In my Bible reading this morning (Deuteronomy 30-31; Mark 15), I came across the story of Jesus’ crucifixion. Specifically, I read about how Jesus had to carry His own cross to the place where He would be crucified.
There is a verse that I found intriguing. It is Mark 15:21 and it says: “A passerby named Simon, who was from Cyrene, was coming in from the countryside just then, and the soldiers forced him to carry Jesus’ cross. (Simon was the father of Alexander and Rufus.)”
One principle that a reader of Scripture must realize is that nothing, absolutely nothing, is put in the Bible without purpose. We may not always know the purpose and may not find out until we get to Heaven. Yet, we can be assured that in the economy of words used in Scripture, everything that God said through the Bible writers is there intentionally.
So, that being said, why did Mark mention that the man who helped carry Jesus’ cross (whose name was Simon of Cyrene) had two sons named Alexander and Rufus? Could it be that Mark anticipated that some of his Gentile readers would know those guys?

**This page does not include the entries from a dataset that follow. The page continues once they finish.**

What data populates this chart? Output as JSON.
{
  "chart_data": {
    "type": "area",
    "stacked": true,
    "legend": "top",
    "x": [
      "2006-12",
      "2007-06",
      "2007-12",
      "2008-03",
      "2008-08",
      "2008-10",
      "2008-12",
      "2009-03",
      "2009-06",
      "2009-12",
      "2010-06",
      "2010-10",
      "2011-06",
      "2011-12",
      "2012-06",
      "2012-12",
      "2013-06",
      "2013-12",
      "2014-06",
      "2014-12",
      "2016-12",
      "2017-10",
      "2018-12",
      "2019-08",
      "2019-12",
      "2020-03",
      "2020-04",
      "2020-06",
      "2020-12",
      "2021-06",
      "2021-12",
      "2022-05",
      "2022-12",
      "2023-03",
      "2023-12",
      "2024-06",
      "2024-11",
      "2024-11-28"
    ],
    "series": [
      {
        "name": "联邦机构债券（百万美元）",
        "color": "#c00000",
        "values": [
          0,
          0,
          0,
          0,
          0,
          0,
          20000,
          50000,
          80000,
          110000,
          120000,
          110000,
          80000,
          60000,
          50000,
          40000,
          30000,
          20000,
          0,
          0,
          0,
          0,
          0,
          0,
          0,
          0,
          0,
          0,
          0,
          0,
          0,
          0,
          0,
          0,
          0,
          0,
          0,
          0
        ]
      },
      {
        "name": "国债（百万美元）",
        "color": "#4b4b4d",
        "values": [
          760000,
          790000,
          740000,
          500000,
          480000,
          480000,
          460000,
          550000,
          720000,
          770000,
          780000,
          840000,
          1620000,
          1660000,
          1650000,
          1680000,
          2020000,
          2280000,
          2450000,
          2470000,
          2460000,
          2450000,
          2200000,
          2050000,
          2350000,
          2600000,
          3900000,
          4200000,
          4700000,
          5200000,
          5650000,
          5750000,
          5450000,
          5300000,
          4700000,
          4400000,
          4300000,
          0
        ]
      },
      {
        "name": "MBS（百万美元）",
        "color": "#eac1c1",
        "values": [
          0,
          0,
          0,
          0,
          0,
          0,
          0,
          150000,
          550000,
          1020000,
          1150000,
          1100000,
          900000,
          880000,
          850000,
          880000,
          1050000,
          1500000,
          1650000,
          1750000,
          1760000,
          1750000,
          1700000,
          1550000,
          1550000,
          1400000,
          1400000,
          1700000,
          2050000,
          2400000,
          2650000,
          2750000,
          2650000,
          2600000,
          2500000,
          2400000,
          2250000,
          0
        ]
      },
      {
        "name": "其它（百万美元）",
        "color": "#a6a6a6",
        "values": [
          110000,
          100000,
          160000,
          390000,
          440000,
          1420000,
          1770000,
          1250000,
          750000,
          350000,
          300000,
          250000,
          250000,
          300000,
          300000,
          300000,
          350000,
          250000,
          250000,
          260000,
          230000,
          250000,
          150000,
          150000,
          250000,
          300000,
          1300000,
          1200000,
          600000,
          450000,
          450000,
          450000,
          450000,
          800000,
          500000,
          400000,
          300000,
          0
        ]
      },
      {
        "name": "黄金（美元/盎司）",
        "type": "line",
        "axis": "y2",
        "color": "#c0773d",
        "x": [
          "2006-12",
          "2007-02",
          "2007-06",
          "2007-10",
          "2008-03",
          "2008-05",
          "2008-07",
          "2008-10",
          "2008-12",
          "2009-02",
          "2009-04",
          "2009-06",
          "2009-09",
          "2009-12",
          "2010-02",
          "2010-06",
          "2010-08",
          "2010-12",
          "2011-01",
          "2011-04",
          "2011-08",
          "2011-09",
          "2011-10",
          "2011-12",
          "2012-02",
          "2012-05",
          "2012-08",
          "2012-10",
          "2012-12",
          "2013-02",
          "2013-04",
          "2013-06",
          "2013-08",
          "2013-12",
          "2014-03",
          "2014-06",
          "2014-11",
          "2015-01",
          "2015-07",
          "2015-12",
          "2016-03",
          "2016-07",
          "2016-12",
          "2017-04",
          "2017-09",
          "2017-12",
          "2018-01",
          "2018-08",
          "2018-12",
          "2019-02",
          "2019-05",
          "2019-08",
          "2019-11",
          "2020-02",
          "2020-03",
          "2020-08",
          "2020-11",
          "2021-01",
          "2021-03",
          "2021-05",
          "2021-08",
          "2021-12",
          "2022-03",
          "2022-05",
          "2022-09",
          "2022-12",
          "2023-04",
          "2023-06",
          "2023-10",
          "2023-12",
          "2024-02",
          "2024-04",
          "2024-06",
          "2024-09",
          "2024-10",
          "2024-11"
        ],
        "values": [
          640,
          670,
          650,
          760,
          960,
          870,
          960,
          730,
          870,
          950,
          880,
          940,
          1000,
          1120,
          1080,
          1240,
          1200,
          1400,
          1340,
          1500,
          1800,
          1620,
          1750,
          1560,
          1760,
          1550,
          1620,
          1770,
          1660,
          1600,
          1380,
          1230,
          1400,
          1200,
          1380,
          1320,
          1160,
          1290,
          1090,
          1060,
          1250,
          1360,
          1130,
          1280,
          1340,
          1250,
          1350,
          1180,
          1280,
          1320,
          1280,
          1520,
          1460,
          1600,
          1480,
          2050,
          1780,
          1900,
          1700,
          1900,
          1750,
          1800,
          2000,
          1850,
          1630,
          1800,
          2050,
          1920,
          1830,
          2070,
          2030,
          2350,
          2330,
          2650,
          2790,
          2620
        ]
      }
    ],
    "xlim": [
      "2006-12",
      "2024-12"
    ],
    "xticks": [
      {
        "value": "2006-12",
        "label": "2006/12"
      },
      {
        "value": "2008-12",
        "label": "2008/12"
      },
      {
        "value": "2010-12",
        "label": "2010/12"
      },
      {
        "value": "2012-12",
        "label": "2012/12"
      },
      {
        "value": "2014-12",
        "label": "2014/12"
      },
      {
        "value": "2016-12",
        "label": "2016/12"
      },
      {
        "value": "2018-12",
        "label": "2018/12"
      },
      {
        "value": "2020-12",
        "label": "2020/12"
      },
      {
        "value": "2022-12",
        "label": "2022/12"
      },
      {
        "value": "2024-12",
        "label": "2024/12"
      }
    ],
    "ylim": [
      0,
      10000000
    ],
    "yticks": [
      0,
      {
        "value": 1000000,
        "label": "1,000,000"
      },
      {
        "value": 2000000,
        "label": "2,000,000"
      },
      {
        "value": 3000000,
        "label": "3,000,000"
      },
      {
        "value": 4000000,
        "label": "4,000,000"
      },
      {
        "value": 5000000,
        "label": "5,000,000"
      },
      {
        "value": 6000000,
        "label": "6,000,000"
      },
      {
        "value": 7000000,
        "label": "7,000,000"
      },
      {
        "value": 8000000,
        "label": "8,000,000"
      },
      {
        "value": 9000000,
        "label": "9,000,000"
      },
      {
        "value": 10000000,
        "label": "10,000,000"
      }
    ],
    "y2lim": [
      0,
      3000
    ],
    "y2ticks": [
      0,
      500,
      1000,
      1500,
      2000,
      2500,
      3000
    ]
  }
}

Could it be that one of those sons was mentioned in Romans 16:13? Could it be that at least one of Simon’s sons would be an incredible blessing to the Apostle Paul? In his letter to the Christians living in Rome, the Apostle Paul wrote: “Greet Rufus, whom the Lord picked out to be his very own; and also his dear mother, who has been a mother to me.”
As I pointed out in last night’s Bible study, the Bible is like a puzzle that is beautifully put together. Even though it was written over a 1,400-1,500 year period by about 40 authors from all walks of life, it is obvious that a divine Author was behind it since everything fits together so perfectly.
The fun thing about Bible study is that as you get more and more familiar with the Bible’s content, you will begin to see things fit together more often. Pretty cool!